Comment établir un registre de commerce: procédure et étapes

Une aventure entrepreneuriale débute officiellement avec l’accomplissement de démarches administratives. Assez peu réjouissantes, les formalités légales d’immatriculation d’entreprise sont obligatoires. Elles permettent à l’entreprise de s’inscrire sur le registre national des entreprises et d’exister officiellement. De quoi s’agit-il exactement ? Quelles sont les entreprises concernées ? Quelles sont les étapes ? Qui a la charge de s’en occuper ?

Les formalités d’immatriculation représentent, pour une entreprise, toutes les démarches administratives à accomplir en vue d’obtenir son inscription au registre national des entreprises. Ce n’est qu’après les avoir effectuées qu’une entreprise existe officiellement. Dès son immatriculation, l’entreprise dispose d’un numéro unique d’identification, le numéro Siren, composé de 9 chiffres. Chaque établissement - le siège social compris - se voit attribuer 5 chiffres complémentaires permettant de l’identifier, formant le numéro SIRET.

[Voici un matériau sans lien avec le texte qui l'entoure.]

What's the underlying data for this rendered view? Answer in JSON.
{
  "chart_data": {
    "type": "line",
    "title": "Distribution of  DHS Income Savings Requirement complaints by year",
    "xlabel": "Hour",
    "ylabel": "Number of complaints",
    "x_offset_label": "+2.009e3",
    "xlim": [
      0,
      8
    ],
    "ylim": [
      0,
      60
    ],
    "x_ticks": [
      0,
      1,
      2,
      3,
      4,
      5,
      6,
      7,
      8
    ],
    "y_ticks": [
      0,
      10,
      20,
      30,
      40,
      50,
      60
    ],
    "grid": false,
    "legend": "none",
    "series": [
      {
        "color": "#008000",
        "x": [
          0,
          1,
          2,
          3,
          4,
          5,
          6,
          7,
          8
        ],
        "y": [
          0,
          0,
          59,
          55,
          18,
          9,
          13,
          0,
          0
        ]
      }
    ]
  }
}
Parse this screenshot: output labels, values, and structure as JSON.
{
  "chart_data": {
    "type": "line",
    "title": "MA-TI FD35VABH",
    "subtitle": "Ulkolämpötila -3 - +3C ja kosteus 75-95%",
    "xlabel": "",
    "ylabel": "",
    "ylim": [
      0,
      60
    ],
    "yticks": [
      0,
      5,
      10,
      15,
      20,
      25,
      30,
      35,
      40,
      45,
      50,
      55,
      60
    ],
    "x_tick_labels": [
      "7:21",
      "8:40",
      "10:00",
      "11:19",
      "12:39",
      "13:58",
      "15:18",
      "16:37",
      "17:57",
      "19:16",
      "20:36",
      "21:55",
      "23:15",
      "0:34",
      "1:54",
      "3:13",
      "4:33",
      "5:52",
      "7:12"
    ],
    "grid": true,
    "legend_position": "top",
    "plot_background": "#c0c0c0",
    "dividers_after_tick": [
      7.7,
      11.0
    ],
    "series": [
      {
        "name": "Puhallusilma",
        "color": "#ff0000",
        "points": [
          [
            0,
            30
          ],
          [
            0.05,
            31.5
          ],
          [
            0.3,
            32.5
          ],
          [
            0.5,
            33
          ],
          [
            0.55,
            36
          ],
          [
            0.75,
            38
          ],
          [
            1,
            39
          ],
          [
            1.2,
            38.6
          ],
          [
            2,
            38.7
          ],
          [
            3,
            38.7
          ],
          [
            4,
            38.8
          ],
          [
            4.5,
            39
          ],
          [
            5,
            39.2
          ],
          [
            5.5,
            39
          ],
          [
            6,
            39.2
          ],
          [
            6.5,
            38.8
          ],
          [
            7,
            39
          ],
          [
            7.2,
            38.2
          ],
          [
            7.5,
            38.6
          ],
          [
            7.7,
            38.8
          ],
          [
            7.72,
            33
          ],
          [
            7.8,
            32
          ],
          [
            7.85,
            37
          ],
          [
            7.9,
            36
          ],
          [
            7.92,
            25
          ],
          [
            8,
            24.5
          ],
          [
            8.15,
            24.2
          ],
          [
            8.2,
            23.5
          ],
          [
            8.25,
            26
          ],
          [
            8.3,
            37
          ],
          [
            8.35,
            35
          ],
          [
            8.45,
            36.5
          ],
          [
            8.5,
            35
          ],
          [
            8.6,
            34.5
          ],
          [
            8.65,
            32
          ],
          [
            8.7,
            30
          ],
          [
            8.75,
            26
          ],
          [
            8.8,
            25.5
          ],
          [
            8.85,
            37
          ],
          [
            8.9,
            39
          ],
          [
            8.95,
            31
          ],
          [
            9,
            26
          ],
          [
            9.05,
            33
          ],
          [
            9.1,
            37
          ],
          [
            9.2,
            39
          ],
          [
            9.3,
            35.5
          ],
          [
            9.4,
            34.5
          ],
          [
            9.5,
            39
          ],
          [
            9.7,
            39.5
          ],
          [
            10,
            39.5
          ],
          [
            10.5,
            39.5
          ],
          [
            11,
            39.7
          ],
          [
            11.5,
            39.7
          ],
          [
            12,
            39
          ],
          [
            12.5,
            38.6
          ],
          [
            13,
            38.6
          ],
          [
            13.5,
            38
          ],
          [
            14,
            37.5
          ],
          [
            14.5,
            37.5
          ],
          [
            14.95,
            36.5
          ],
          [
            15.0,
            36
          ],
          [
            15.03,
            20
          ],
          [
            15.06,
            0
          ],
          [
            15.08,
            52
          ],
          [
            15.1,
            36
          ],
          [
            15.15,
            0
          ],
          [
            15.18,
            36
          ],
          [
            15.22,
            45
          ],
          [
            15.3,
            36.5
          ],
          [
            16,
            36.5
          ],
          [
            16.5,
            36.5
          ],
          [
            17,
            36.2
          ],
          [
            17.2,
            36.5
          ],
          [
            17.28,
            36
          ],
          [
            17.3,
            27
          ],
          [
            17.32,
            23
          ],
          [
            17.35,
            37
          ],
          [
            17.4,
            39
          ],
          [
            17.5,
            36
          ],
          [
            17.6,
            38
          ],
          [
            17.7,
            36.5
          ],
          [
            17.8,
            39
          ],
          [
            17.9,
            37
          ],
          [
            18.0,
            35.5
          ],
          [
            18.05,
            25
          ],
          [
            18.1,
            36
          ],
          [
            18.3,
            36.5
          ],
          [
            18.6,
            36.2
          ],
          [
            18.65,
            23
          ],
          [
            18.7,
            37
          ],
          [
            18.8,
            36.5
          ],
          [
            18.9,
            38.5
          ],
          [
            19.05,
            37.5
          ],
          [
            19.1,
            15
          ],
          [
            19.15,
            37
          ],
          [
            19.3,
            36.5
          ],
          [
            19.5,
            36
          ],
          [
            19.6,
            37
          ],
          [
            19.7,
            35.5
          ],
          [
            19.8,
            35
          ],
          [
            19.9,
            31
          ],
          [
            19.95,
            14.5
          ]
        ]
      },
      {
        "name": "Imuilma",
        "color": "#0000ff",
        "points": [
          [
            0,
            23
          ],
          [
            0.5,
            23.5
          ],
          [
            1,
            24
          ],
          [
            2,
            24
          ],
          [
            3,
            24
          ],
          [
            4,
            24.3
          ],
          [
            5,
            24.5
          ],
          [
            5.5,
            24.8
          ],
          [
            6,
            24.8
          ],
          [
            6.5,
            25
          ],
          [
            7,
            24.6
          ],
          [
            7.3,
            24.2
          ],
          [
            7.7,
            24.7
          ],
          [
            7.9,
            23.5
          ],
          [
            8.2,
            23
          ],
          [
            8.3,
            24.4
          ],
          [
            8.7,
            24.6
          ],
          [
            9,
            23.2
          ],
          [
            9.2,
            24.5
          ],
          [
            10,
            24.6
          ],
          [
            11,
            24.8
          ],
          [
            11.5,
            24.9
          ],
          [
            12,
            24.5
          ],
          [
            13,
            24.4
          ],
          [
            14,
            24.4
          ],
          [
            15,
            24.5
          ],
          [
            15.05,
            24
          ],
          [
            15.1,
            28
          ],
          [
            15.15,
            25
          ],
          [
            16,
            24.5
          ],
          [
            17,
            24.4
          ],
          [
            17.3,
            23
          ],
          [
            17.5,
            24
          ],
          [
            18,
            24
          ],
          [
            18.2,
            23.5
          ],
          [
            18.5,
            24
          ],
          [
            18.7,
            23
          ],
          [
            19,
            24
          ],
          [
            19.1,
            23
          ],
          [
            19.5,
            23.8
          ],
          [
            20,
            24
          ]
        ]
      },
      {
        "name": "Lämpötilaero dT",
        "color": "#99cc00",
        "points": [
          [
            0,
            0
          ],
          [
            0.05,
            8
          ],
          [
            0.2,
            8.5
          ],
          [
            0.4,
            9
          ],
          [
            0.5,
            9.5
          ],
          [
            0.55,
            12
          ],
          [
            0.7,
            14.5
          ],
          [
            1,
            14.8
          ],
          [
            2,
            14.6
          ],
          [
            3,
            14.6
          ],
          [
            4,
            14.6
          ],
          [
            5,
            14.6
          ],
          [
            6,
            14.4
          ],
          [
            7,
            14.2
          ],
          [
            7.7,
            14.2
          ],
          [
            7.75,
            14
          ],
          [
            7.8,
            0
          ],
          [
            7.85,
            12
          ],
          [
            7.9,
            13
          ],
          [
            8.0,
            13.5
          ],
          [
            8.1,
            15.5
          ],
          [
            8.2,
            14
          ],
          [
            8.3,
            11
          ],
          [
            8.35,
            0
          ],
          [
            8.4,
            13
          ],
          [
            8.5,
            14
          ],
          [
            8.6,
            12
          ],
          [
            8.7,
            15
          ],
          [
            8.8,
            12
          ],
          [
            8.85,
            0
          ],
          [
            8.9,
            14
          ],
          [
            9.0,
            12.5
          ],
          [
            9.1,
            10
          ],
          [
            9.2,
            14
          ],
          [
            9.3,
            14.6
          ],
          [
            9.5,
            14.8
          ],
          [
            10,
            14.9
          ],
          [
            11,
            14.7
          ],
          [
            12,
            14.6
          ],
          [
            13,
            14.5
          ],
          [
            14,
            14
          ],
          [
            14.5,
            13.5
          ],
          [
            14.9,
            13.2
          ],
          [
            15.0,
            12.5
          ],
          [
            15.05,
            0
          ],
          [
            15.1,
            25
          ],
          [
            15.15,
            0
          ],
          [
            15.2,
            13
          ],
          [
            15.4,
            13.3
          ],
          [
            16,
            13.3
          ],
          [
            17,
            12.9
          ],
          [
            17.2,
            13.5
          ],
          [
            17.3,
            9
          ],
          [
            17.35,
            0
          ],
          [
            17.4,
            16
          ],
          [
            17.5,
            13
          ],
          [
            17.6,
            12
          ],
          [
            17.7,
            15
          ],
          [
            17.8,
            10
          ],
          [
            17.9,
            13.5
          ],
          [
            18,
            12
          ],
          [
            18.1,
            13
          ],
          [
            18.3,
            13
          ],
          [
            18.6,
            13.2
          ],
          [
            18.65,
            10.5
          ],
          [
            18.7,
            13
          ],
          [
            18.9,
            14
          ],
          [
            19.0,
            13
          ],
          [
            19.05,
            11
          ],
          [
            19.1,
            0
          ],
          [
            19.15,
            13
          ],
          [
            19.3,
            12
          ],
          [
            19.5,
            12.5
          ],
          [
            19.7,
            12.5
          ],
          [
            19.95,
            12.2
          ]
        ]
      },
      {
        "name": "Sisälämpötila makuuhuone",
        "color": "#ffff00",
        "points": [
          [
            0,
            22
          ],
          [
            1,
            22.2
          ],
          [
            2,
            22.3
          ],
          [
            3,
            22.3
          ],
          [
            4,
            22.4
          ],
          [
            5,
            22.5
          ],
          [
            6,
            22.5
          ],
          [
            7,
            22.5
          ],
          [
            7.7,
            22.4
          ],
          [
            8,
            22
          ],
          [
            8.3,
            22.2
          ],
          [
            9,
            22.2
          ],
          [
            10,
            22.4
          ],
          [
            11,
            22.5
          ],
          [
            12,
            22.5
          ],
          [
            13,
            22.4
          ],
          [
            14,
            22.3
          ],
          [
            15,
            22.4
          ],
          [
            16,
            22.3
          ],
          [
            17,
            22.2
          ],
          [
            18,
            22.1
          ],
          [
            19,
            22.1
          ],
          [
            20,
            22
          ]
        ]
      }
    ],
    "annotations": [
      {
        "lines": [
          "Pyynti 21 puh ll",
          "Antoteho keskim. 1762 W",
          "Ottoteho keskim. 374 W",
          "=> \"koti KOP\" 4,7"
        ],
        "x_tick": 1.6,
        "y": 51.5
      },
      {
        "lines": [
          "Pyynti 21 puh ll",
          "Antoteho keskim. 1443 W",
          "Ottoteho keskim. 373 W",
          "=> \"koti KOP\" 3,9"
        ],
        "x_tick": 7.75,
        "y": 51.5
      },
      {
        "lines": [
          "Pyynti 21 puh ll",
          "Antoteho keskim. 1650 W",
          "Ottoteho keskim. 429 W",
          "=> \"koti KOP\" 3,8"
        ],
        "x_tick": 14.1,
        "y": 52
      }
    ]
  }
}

Qu’est-ce que le registre et qui est concerné ?

Pour exercer son activité en toute légalité, une entreprise doit passer par l’immatriculation au Registre du Commerce et des Sociétés (RCS). Cette obligation concerne les sociétés à responsabilité limitée (SARL), les entreprises unipersonnelles à responsabilité limitée (EURL), les sociétés anonymes (SA), les sociétés civiles, les groupements d'intérêt économique (GIE), ainsi que les entreprises individuelles (EI). Depuis 2014, les micro-entrepreneurs ayant une activité commerciale doivent aussi s’immatriculer au RCS. Ainsi, toutes les entreprises, quel que soit leur statut, doivent entreprendre ces formalités d’immatriculation.

Les documents et les types d’extraits

L’ensemble des informations relatives à l’entreprise et à ses caractéristiques figure dans un document officiel. Il s’agit de l’extrait Kbis pour les sociétés et de l’extrait K pour les entreprises individuelles. Les artisans reçoivent, pour leur part, un extrait D1. Ces documents varient selon le statut juridique et le type d’activité, et permettent de vérifier l’existence et les informations essentielles de l’entreprise (nom, adresse, activité, capital social, durée, représentant légal, etc.).

Qui doit s’occuper des formalités ?

En principe, l’entreprise doit s’occuper de ses formalités d’immatriculation, et ce, via son représentant légal (gérant, président ou chef d’entreprise). Cependant, il est possible de déléguer ces démarches à un professionnel. Des solutions dématérialisées existent et facilitent le processus. Le coût total dépend du statut juridique et des prestations choisies, notamment en cas de publication d’annonce légale et des émoluments du greffe.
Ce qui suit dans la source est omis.